Romance fraud, or dating fraud, occurs when you think you’ve met the perfect partner online but they are using a fake profile to form a relationship with you. They gain your trust over a number of weeks or months and have you believe you are in a loving and caring relationship. However, the criminal’s end goal is only ever to get your money or personal information.
Fraudsters spend a lot of time, months in many cases, to build up a relationship and get the victim to trust them. 57% of all victims are aged between 40-60 and all manner of websites and apps are targeted including Facebook, Instagram, Google Hangouts, WhatsApp, Plenty of Fish, Tinder and Match.
Already in 2021, figures show a 20% increase year on year, and police officers are aware that this is just the tip of the iceberg as many victims do not report the crime due to embarrassment.
Confessions of a fraudster (from the Action Fraud website) “People like to live in fairy tales, they say it won’t happen to me. I make sure all my conversations are bespoke. I will show insecurity myself about trusting people and this helps allude to them that I’m genuine.”
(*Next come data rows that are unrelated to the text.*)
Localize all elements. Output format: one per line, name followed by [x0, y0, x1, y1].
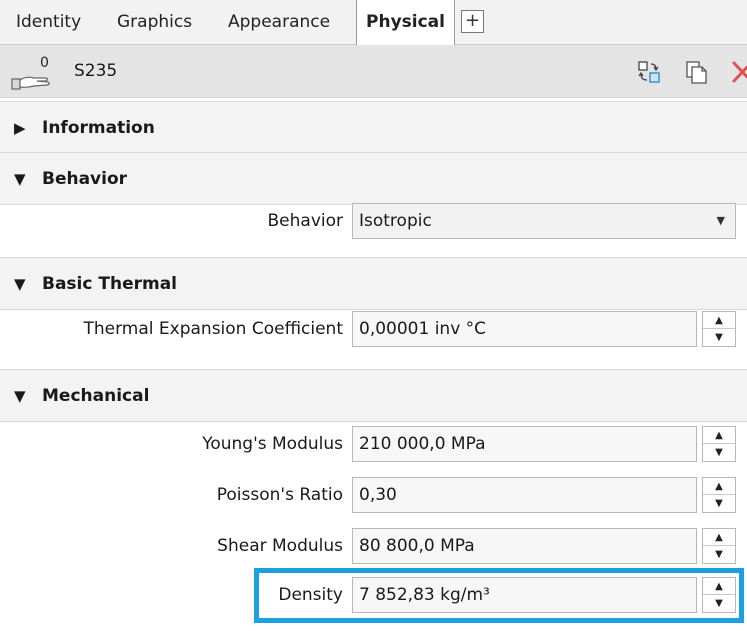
delete-icon[interactable]: [731, 59, 747, 85]
thermal-expansion-field[interactable]: 0,00001 inv °C: [352, 311, 697, 347]
thermal-expansion-label: Thermal Expansion Coefficient: [83, 319, 344, 339]
tab-physical[interactable]: Physical: [356, 0, 455, 46]
section-information[interactable]: ▶ Information: [0, 101, 747, 154]
add-tab-button[interactable]: +: [461, 10, 484, 33]
replace-icon[interactable]: [636, 59, 662, 85]
poissons-ratio-field[interactable]: 0,30: [352, 477, 697, 513]
spin-up-icon[interactable]: ▲: [703, 312, 735, 329]
section-basic-thermal[interactable]: ▼ Basic Thermal: [0, 257, 747, 310]
collapse-arrow-icon[interactable]: ▼: [14, 370, 26, 423]
spin-down-icon[interactable]: ▼: [703, 444, 735, 461]
hand-count: 0: [40, 55, 49, 71]
tab-bar: Identity Graphics Appearance Physical +: [0, 0, 747, 46]
section-mechanical[interactable]: ▼ Mechanical: [0, 369, 747, 422]
youngs-modulus-field[interactable]: 210 000,0 MPa: [352, 426, 697, 462]
section-title: Behavior: [42, 169, 128, 189]
section-title: Information: [42, 118, 155, 138]
tab-identity[interactable]: Identity: [16, 0, 81, 45]
spin-down-icon[interactable]: ▼: [703, 329, 735, 346]
youngs-modulus-stepper[interactable]: ▲ ▼: [702, 426, 736, 462]
shear-modulus-label: Shear Modulus: [217, 536, 343, 556]
behavior-dropdown[interactable]: Isotropic ▼: [352, 203, 736, 239]
collapse-arrow-icon[interactable]: ▼: [14, 153, 26, 206]
section-title: Mechanical: [42, 386, 150, 406]
chevron-down-icon[interactable]: ▼: [717, 204, 725, 238]
expand-arrow-icon[interactable]: ▶: [14, 102, 26, 155]
shear-modulus-stepper[interactable]: ▲ ▼: [702, 528, 736, 564]
poissons-ratio-stepper[interactable]: ▲ ▼: [702, 477, 736, 513]
copy-icon[interactable]: [684, 59, 710, 85]
poissons-ratio-label: Poisson's Ratio: [216, 485, 343, 505]
collapse-arrow-icon[interactable]: ▼: [14, 258, 26, 311]
behavior-label: Behavior: [267, 211, 344, 231]
material-name: S235: [74, 61, 118, 81]
spin-down-icon[interactable]: ▼: [703, 546, 735, 563]
spin-up-icon[interactable]: ▲: [703, 427, 735, 444]
hand-material-icon[interactable]: 0: [10, 53, 58, 91]
tab-graphics[interactable]: Graphics: [117, 0, 192, 45]
spin-up-icon[interactable]: ▲: [703, 478, 735, 495]
spin-down-icon[interactable]: ▼: [703, 495, 735, 512]
thermal-expansion-stepper[interactable]: ▲ ▼: [702, 311, 736, 347]
material-header: 0 S235: [0, 45, 747, 98]
density-highlight-box: [254, 568, 744, 623]
behavior-value: Isotropic: [359, 211, 432, 231]
spin-up-icon[interactable]: ▲: [703, 529, 735, 546]
tab-appearance[interactable]: Appearance: [228, 0, 330, 45]
youngs-modulus-label: Young's Modulus: [202, 434, 343, 454]
section-behavior[interactable]: ▼ Behavior: [0, 152, 747, 205]
shear-modulus-field[interactable]: 80 800,0 MPa: [352, 528, 697, 564]
section-title: Basic Thermal: [42, 274, 177, 294]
PC Neil Mackenzie, said: Fraudsters often purport to be a professional person, a doctor, or in the military overseas.
“Once the fraudsters are confident that you have enough sympathy and desire for them, they will tell you about a problem they are experiencing and ask you to help out by sending money. For example, they’ve arranged to visit you but need money to pay travel or visa costs, or they’ve paid for a plane ticket which is then stolen.
“It could also be that a family member or someone else they are responsible for is ill and they need money for medical treatment.
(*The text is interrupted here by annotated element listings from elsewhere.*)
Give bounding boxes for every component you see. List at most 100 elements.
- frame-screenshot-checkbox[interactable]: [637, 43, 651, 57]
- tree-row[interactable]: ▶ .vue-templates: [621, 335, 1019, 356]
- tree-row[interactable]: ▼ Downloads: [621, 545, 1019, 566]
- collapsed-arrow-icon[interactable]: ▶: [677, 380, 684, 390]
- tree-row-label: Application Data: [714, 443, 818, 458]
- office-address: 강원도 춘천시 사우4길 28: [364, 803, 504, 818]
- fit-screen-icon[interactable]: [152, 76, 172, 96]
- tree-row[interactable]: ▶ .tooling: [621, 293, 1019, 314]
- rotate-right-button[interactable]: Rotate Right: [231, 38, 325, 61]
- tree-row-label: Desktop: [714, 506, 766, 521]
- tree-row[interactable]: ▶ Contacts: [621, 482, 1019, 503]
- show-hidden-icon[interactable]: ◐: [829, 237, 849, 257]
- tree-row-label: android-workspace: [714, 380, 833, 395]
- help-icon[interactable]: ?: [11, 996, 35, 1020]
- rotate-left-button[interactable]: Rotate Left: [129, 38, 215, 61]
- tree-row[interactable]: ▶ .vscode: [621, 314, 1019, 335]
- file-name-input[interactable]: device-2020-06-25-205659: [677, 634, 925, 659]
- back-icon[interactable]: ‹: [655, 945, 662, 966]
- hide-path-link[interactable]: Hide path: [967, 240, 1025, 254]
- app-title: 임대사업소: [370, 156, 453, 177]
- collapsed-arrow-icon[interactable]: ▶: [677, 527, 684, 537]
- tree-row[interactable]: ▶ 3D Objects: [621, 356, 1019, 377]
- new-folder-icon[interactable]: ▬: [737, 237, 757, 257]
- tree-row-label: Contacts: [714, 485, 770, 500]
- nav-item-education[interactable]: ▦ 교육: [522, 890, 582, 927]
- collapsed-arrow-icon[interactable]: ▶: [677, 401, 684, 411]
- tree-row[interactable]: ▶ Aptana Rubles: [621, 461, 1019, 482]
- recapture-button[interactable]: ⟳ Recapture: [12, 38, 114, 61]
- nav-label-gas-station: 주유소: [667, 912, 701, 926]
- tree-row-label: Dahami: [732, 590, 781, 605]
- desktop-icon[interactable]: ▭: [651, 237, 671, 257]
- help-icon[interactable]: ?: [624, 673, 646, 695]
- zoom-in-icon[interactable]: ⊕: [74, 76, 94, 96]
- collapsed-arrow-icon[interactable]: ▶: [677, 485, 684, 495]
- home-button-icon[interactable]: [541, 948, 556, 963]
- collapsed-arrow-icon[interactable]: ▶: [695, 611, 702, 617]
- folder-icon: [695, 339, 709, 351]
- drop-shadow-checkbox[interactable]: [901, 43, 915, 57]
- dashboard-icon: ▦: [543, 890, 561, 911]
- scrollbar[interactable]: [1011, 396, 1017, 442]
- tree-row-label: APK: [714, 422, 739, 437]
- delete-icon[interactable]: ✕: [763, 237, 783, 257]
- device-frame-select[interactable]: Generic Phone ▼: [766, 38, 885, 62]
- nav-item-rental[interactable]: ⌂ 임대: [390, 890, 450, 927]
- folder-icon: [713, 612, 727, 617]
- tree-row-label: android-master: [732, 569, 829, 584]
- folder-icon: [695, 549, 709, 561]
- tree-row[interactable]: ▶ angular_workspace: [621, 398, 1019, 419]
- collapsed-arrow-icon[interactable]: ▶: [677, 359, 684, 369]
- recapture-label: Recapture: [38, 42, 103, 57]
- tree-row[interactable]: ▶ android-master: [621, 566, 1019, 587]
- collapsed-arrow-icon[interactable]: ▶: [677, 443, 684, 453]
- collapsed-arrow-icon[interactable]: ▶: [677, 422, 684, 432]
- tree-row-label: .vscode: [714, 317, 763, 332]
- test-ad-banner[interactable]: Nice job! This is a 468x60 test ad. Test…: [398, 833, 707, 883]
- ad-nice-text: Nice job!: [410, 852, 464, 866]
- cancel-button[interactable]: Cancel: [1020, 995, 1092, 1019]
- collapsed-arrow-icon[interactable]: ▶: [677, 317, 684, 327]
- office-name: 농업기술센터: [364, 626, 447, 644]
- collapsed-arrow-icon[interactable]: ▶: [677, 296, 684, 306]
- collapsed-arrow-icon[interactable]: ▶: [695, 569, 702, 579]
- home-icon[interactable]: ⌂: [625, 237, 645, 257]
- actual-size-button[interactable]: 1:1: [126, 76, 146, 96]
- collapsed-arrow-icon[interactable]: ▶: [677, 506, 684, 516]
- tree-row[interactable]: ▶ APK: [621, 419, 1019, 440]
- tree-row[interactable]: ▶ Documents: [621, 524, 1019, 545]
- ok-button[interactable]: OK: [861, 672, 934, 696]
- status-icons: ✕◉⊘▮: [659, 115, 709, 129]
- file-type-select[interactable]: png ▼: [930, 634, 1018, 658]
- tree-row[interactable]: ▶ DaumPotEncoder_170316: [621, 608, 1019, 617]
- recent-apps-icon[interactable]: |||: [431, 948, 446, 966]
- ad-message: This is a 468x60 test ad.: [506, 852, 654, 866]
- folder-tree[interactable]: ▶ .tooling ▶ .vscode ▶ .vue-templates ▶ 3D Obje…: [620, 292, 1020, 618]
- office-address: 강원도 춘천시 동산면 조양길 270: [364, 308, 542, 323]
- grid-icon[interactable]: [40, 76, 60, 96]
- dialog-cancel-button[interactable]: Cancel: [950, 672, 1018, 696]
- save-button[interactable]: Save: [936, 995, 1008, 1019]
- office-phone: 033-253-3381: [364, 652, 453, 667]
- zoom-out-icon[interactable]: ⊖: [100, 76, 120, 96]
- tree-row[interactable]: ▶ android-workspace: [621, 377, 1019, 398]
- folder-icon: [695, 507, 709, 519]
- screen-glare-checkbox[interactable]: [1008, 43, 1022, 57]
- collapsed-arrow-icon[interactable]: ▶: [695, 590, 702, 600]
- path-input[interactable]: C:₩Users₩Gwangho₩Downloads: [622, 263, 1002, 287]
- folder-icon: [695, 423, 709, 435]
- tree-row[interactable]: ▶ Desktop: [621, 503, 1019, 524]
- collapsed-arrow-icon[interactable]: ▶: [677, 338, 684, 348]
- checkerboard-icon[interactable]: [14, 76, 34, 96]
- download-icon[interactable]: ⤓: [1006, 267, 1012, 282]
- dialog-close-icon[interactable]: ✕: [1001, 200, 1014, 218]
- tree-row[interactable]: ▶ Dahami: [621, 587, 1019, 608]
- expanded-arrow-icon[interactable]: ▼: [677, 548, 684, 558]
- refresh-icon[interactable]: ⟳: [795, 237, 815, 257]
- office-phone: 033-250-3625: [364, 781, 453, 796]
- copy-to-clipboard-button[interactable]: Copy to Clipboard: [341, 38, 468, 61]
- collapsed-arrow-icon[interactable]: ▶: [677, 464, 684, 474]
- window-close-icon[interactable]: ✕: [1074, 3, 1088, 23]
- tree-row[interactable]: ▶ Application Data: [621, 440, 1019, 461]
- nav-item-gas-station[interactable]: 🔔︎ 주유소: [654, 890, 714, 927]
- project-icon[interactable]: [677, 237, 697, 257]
“Once you send them money, the fraudsters will keep coming back with more reasons to send them money, or ask you to use your bank account to transfer money for them - this is money laundering.”
Money will be requested by the fraudsters in all manner of ways including cash, bank transfer or cryptocurrency.
PC Mackenzie, added: “The financial loss is difficult to overcome however it’s the emotional impact on victims that can be devastating as they end up loving the person who has scammed them. We want to do all we can to raise awareness of this heartless crime to prevent people from falling for it.”
Tell-tale signs your online date may be a fraudster:
They want to communicate with you through instant messaging and texts, rather than through the dating website or chat room where you met, as other platforms are encrypted and difficult to trace
They ask you lots of questions about yourself, but don’t tell you much about themselves, you may even only have a first name
They don’t answer basic questions about where they live and work
Their profile picture is too perfect – for example they look like an actor or Miss World titleholder, they cannot send a live image with thumbs up, or waving
They CANNOT talk to you, video calls are silent, because it’s a loop stolen from a genuine site
They talk about their financial difficulties to sow a seed before asking for money
Don’t let your heart rule your head
Trust your instincts - if you think something feels wrong, it probably is
Choose a site that will protect your anonymity until you choose to reveal personal information and that will enforce its policies against inappropriate use
Do not post personal information, such as phone numbers, on dating sites
Never send money or give credit card or online account details to anyone you don’t know and trust
Wait until you feel comfortable with an individual before telling them things like your phone number, place of work or address
Be extremely wary about removing clothes or doing other things in front of your webcam that could be used against you - even if you think you know the other party
Use a dating site that offers the ability to email prospective dates using a service that conceals both parties’ true email addresses
Set up a separate email account that does not use your real name
Pick a username that does not include any personal information.
Finally, meet for the first few times in a safe place with plenty of people around, and tell a family member or friend where you are
If you think you have been a victim of fraud you should report it to Action Fraud, the UK’s national fraud reporting centre by calling 0300 123 20 40 or by visiting www.actionfraud.police.uk.